Per molti anni, la minaccia quantistica alla crittografia è stata considerata teorica. Tuttavia, con i recenti progressi nella costruzione di computer quantistici fisici sono in molti a ritenere vicina un’improvvisa obsolescenza degli algoritmi crittografici attualmente utilizzati per la sicurezza dei database governativi e di quelli privati.
Per questo, a livello globale, è partita una vera e propria corsa alla supremazia quantistica. Negli Stati Uniti, il mercato relativo al quantum computing è florido: ad agosto di quest’anno la National Science Foundation (Nsf) e il Department of Energy (Doe) hanno annunciato congiuntamente l’investimento di circa un miliardo di dollari (625 milioni provenienti dallo Stato e 340 da privati) in cinque centri scientifici dedicati allo studio di questa classe di tecnologie. Gli hub avranno il compito di riunire un team collaborativo per la ricerca di carattere scientifico e ingegneristico su sistemi, software, infrastrutture e produzione di materiali dedicati al quantistico.
Numeri importanti, che però non raggiungo quelli cinesi. Pechino ha infatti dedicato al quantum computing un ruolo prioritario nel suo ultimo piano tecnologico quinquennale ed è stato il primo Paese a realizzare un satellite per le comunicazioni quantistiche e una rete dedicata che collega Shanghai a Pechino. Persino altri Paesi asiatici come il Giappone e la Corea del Sud sembrano essere in vantaggio rispetto agli sforzi americani.
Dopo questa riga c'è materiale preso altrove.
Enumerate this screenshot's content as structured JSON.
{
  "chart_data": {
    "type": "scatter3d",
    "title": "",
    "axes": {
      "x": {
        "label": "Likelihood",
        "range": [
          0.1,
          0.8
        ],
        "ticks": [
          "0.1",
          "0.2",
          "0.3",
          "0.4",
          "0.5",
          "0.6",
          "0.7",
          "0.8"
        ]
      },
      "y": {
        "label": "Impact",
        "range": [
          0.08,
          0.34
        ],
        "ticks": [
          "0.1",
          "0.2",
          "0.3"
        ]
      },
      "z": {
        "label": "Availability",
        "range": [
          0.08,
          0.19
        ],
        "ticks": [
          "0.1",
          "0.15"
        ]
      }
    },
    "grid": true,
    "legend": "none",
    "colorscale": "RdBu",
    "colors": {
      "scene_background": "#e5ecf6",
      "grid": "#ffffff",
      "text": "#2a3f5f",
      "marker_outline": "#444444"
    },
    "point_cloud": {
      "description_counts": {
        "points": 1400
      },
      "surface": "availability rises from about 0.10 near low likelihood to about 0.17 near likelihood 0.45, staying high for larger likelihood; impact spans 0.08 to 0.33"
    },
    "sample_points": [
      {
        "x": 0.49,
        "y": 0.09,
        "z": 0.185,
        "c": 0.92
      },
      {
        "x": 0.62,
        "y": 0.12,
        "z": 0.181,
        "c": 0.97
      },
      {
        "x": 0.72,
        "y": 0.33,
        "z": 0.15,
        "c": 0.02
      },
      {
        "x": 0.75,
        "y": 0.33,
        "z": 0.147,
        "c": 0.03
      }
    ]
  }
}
In questo scenario, anche l’Italia si impone come attore di primaria importanza. Un team di ricercatori dell’Istituto di fotonica e nanotecnologie del Consiglio nazionale delle ricerche di Milano (Cnr-Ifn) ha sviluppato quest’estate un compilatore quantistico che, grazie a un’intelligenza artificiale, è in grado di programmare algoritmi su qualsiasi computer quantistico. Un risultato straordinario, pubblicato ad agosto sulla rivista Communications Physics di Nature, frutto della collaborazione con l’Università statale e con il Politecnico del capoluogo lombardo.